Neutral vector mesons with ##J^{PC} = 1^{−−}## include the ##\phi## (mφ = 1020 MeV), ##J/\psi## (mJ/ψ = 3100 MeV), and ##\Upsilon## (mΥ = 9460 MeV), with quark content ss¯, cc¯, and b ¯b respectively. The decays of these mesons go largely to hadronic final states (jets), but there are non zero branching ratios to leptonic states via the process: qq¯ → γ → l+l-.

(a) Draw a Feynman diagram for the leptonic decay of a neutral vector meson, qq¯ → γ → l+l−, labelling all particles and coupling strengths.

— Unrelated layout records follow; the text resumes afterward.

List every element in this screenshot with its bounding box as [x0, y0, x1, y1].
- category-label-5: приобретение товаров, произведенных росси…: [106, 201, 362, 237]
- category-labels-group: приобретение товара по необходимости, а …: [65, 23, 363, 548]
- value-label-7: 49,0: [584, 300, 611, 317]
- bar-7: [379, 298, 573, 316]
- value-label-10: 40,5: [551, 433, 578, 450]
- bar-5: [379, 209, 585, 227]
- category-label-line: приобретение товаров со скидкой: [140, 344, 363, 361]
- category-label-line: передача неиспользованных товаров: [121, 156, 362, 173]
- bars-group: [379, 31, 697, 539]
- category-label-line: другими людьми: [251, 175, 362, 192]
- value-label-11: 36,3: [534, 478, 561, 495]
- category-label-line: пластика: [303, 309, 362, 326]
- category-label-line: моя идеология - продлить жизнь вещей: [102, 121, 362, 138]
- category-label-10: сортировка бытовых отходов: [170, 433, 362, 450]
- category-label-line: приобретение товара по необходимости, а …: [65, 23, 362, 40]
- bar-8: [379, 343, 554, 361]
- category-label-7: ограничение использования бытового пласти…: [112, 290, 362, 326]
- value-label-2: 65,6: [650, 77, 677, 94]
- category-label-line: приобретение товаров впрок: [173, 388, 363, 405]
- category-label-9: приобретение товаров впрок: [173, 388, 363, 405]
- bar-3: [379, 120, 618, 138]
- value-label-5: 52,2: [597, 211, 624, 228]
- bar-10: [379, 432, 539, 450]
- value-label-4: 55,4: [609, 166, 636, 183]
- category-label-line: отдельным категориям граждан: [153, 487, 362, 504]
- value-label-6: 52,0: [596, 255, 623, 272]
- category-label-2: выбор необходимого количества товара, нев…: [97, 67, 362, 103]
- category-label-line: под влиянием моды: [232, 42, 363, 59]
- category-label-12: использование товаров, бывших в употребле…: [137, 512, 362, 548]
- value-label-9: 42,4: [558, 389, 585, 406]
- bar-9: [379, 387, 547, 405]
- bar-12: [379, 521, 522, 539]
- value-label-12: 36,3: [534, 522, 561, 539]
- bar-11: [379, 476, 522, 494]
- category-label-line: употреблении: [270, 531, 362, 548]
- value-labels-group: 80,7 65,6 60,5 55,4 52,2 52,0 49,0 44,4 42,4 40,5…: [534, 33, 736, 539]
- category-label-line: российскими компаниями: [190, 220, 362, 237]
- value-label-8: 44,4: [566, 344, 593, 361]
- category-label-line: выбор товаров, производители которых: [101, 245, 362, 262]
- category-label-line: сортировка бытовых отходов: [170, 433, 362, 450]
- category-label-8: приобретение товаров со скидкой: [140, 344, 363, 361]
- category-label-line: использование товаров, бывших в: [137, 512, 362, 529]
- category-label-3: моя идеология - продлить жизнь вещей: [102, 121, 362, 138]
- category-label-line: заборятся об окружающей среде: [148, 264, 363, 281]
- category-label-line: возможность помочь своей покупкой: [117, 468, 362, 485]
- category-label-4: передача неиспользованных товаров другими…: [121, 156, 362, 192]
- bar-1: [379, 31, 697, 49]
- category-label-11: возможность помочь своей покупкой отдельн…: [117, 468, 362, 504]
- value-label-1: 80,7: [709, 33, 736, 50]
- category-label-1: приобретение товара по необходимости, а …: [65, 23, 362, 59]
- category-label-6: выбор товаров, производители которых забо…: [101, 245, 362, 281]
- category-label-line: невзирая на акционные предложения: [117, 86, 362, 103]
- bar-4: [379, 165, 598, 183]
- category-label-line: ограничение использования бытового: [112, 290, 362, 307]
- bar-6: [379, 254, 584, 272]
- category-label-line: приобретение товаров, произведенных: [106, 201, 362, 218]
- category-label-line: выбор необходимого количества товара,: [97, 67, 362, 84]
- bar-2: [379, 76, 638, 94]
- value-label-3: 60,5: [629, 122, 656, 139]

(b) Show that the decay widths of the φ, J/ψ, and Υ to (all) leptonic states can be given approximately by the ratios: φ : J/ψ : Υ = 2 : 8 : 3.

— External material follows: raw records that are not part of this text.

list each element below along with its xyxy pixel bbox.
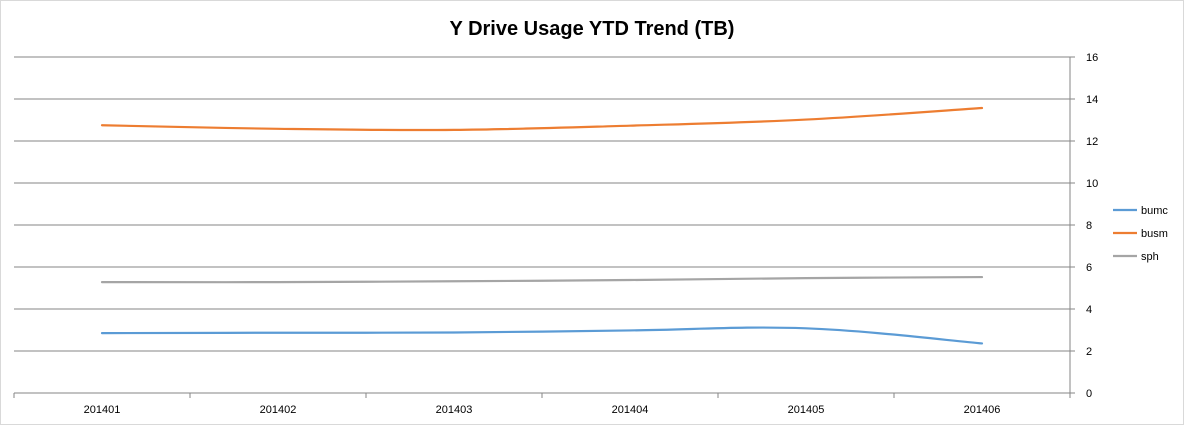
x-tick-label: 201405 xyxy=(788,404,825,416)
series-line-bumc xyxy=(100,326,984,345)
y-tick-label: 6 xyxy=(1086,262,1092,274)
x-tick-label: 201406 xyxy=(964,404,1001,416)
legend-label-sph: sph xyxy=(1141,251,1159,263)
y-tick-label: 8 xyxy=(1086,220,1092,232)
chart-title: Y Drive Usage YTD Trend (TB) xyxy=(450,18,735,40)
y-tick-label: 4 xyxy=(1086,304,1092,316)
x-tick-label: 201404 xyxy=(612,404,649,416)
y-tick-label: 0 xyxy=(1086,388,1092,400)
gridlines xyxy=(14,56,1070,394)
y-tick-label: 2 xyxy=(1086,346,1092,358)
x-tick-label: 201403 xyxy=(436,404,473,416)
legend-label-bumc: bumc xyxy=(1141,205,1168,217)
series-line-sph xyxy=(100,275,984,284)
series-line-busm xyxy=(100,106,984,132)
y-tick-label: 16 xyxy=(1086,52,1098,64)
legend-label-busm: busm xyxy=(1141,228,1168,240)
x-tick-label: 201402 xyxy=(260,404,297,416)
series-lines xyxy=(100,106,984,345)
y-tick-label: 10 xyxy=(1086,178,1098,190)
legend: bumc busm sph xyxy=(1113,205,1168,263)
y-tick-label: 14 xyxy=(1086,94,1098,106)
y-tick-label: 12 xyxy=(1086,136,1098,148)
axes: 0 2 4 6 8 10 12 14 16 201401 201402 201403 201404 201… xyxy=(13,52,1098,416)
x-tick-label: 201401 xyxy=(84,404,121,416)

(c) Compare the ratios of leptonic decay widths estimated in part (b) against experimental data as is found in the PDG (http://pdg.lbl.gov) and comment on the validity of your estimate.

Homework Equations

The Attempt at a Solution

[/B]
I have done parts (a) and (c) of this question, but am struggling to do part (b).

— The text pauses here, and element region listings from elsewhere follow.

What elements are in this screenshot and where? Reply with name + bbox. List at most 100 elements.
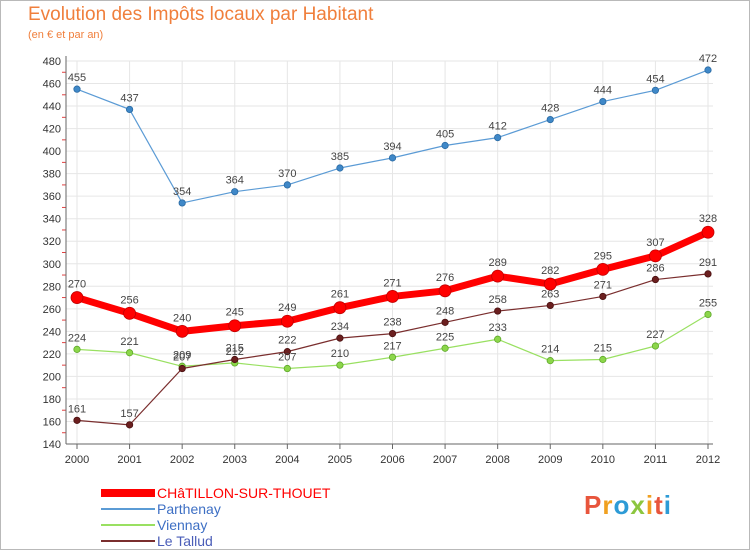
- x-tick-label: 2007: [433, 454, 457, 466]
- data-point-parthenay: [231, 188, 239, 196]
- chart-subtitle: (en € et par an): [28, 29, 104, 41]
- data-label-viennay: 207: [278, 352, 296, 364]
- data-point-parthenay: [494, 134, 502, 142]
- data-point-viennay: [125, 349, 134, 357]
- y-tick-label: 400: [43, 146, 61, 158]
- y-tick-label: 380: [43, 169, 61, 181]
- y-tick-label: 260: [43, 304, 61, 316]
- y-tick-label: 320: [43, 236, 61, 248]
- y-tick-label: 300: [43, 259, 61, 271]
- data-label-ch-tillon-sur-thouet: 289: [488, 257, 506, 269]
- y-tick-label: 440: [43, 101, 61, 113]
- data-point-parthenay: [546, 115, 554, 124]
- y-tick-label: 160: [43, 416, 61, 428]
- chart-title: Evolution des Impôts locaux par Habitant: [28, 4, 374, 25]
- data-label-parthenay: 364: [226, 175, 244, 187]
- data-point-parthenay: [178, 199, 186, 207]
- y-tick-label: 220: [43, 349, 61, 361]
- data-point-parthenay: [283, 181, 291, 189]
- x-tick-label: 2004: [275, 454, 299, 466]
- data-point-le-tallud: [125, 421, 134, 429]
- data-label-parthenay: 455: [68, 72, 86, 84]
- data-point-parthenay: [336, 164, 344, 172]
- y-tick-label: 200: [43, 371, 61, 383]
- data-label-viennay: 212: [226, 346, 244, 358]
- data-point-ch-tillon-sur-thouet: [491, 269, 505, 283]
- x-tick-label: 2003: [223, 454, 247, 466]
- data-label-parthenay: 444: [594, 85, 612, 97]
- data-point-viennay: [388, 353, 397, 361]
- data-label-ch-tillon-sur-thouet: 256: [120, 294, 138, 306]
- data-label-parthenay: 354: [173, 186, 191, 198]
- data-labels: 224 221 209 212 207 210 217 225 233 214 215 227 255 1…: [68, 53, 717, 420]
- data-label-parthenay: 472: [699, 53, 717, 65]
- y-tick-labels: 140 160 180 200 220 240 260 280 300 320 340 360 380 4…: [43, 56, 61, 451]
- data-point-parthenay: [388, 154, 397, 162]
- data-point-ch-tillon-sur-thouet: [333, 301, 347, 315]
- data-label-ch-tillon-sur-thouet: 276: [436, 272, 454, 284]
- data-label-ch-tillon-sur-thouet: 295: [594, 250, 612, 262]
- legend-label-le-tallud: Le Tallud: [157, 533, 213, 549]
- logo-letter: i: [645, 490, 655, 520]
- data-point-le-tallud: [178, 364, 186, 373]
- legend-label-ch-tillon-sur-thouet: CHâTILLON-SUR-THOUET: [157, 485, 331, 501]
- x-tick-label: 2005: [328, 454, 352, 466]
- data-point-le-tallud: [231, 355, 239, 364]
- data-point-le-tallud: [73, 416, 81, 424]
- data-label-ch-tillon-sur-thouet: 307: [646, 237, 664, 249]
- legend-swatch-ch-tillon-sur-thouet: [101, 489, 155, 497]
- data-label-parthenay: 394: [383, 141, 401, 153]
- data-point-ch-tillon-sur-thouet: [228, 319, 242, 333]
- data-point-le-tallud: [651, 275, 660, 284]
- x-tick-labels: 2000 2001 2002 2003 2004 2005 2006 2007 2008 2009…: [65, 454, 720, 466]
- data-point-ch-tillon-sur-thouet: [649, 249, 662, 263]
- grid-lines: [66, 60, 713, 445]
- data-point-ch-tillon-sur-thouet: [280, 314, 294, 328]
- data-label-viennay: 217: [383, 340, 401, 352]
- data-point-parthenay: [651, 86, 660, 94]
- data-label-viennay: 233: [488, 322, 506, 334]
- y-tick-label: 360: [43, 191, 61, 203]
- data-label-le-tallud: 157: [120, 408, 138, 420]
- data-point-le-tallud: [388, 330, 397, 338]
- axes: [62, 56, 713, 449]
- data-point-le-tallud: [599, 292, 607, 301]
- data-label-parthenay: 437: [120, 92, 138, 104]
- data-point-le-tallud: [441, 318, 449, 326]
- y-tick-label: 480: [43, 56, 61, 68]
- data-label-le-tallud: 271: [594, 279, 612, 291]
- data-point-parthenay: [73, 85, 81, 93]
- legend-label-viennay: Viennay: [157, 517, 208, 533]
- data-label-le-tallud: 222: [278, 335, 296, 347]
- logo-letter: r: [602, 490, 614, 520]
- data-label-viennay: 221: [120, 336, 138, 348]
- proxiti-logo: Proxiti: [584, 490, 672, 521]
- data-label-viennay: 214: [541, 344, 559, 356]
- data-point-viennay: [704, 310, 712, 319]
- data-point-viennay: [546, 357, 554, 365]
- data-label-viennay: 225: [436, 331, 454, 343]
- data-point-viennay: [494, 335, 502, 343]
- data-label-ch-tillon-sur-thouet: 245: [226, 307, 244, 319]
- y-tick-label: 140: [43, 439, 61, 451]
- data-point-ch-tillon-sur-thouet: [386, 290, 399, 303]
- data-label-le-tallud: 263: [541, 288, 559, 300]
- data-point-parthenay: [599, 97, 607, 106]
- data-label-viennay: 215: [594, 343, 612, 355]
- data-label-parthenay: 428: [541, 103, 559, 115]
- logo-letter: t: [654, 490, 664, 520]
- data-label-viennay: 209: [173, 349, 191, 361]
- y-tick-label: 460: [43, 79, 61, 91]
- data-point-ch-tillon-sur-thouet: [70, 291, 84, 304]
- data-point-le-tallud: [704, 270, 712, 278]
- data-label-ch-tillon-sur-thouet: 282: [541, 265, 559, 277]
- data-label-ch-tillon-sur-thouet: 261: [331, 289, 349, 301]
- data-label-parthenay: 370: [278, 168, 296, 180]
- y-tick-label: 280: [43, 281, 61, 293]
- data-point-ch-tillon-sur-thouet: [596, 262, 610, 276]
- data-point-viennay: [651, 342, 660, 350]
- x-tick-label: 2011: [644, 454, 668, 466]
- data-label-ch-tillon-sur-thouet: 271: [383, 277, 401, 289]
- data-label-viennay: 210: [331, 348, 349, 360]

I think that these decays to leptonic states are governed by the EM interaction, and thus the interaction strength at each vertex in the Feynman diagrams should be ##\sqrt{\alpha}##.

I have also noticed that only the ##\Upsilon## is able to decay into a ##\tau^+ \tau^-## since they are so massive.

How do I go about calculating a decay width here?

I have been trying to read around the subject, but most of the material online seems to rely on QFT and other things I have not studied.

Any help would be greatly appreciated!

Thanks

 

[mfb]

You are nearly done.

I think that these decays to leptonic states are governed by the EM interaction, and thus the interaction strength at each vertex in the Feynman diagrams should be ##\sqrt{\alpha}##.

What about the charges of the involved particles?

 

[BOAS]

You are nearly done.
What about the charges of the involved particles?

You are nearly done.
What about the charges of the involved particles?

The strength at a vertex should also be proportional to the charge at the vertex. But would that not lead to me having zero, since I have a particle and it's anti-particle?

 

[mfb]

You shouldn't add the charges.

 

[BOAS]

You shouldn't add the charges.

considering the first vertex in a ##s \bar{s} \rightarrow \gamma \rightarrow l^+l_-##, the interaction strength should be proportional to ##Q_sQ_{\bar{s}} \sqrt{\alpha}##, and the contribution from the second vertex (##\sqrt{\alpha}##) leads to a total of ##Q_sQ_{\bar{s}}\alpha##.

I think at this point I would multiply by a mass to get the dimensions correct, but multiplying by the vector mesons does not lead to a correct result. I have noticed however that for my three vector mesons, I have

##\phi: 2 \times (\frac{1}{9} \alpha)## (since it can decay to two leptonic states)
##J/\psi: 2 \times (\frac{4}{9} \alpha)## (since it can decay to two leptonic states)
##\Upsilon: 3 \times (\frac{1}{9} \alpha)## (since it can decay to three leptonic states)

which gives me my ratio of 2:8:3

So is it the mass of the final leptons that I want to multiply by in order to get the correct units? That would make sure my ratio remains as desired, but what is the rationale behind using that mass?

 

[BOAS]

Or more generally, I think it would make sense to use the center of mass energy, since that is what is available for the reaction.

 

[mfb]

The question only asks about ratios, and the initial quark masses don't play a role. There is no mass you have to consider. The phase space for the final states will be different, but that is a small effect as no decay is close to a threshold (e.g. close to but above 2 times the muon or tau mass).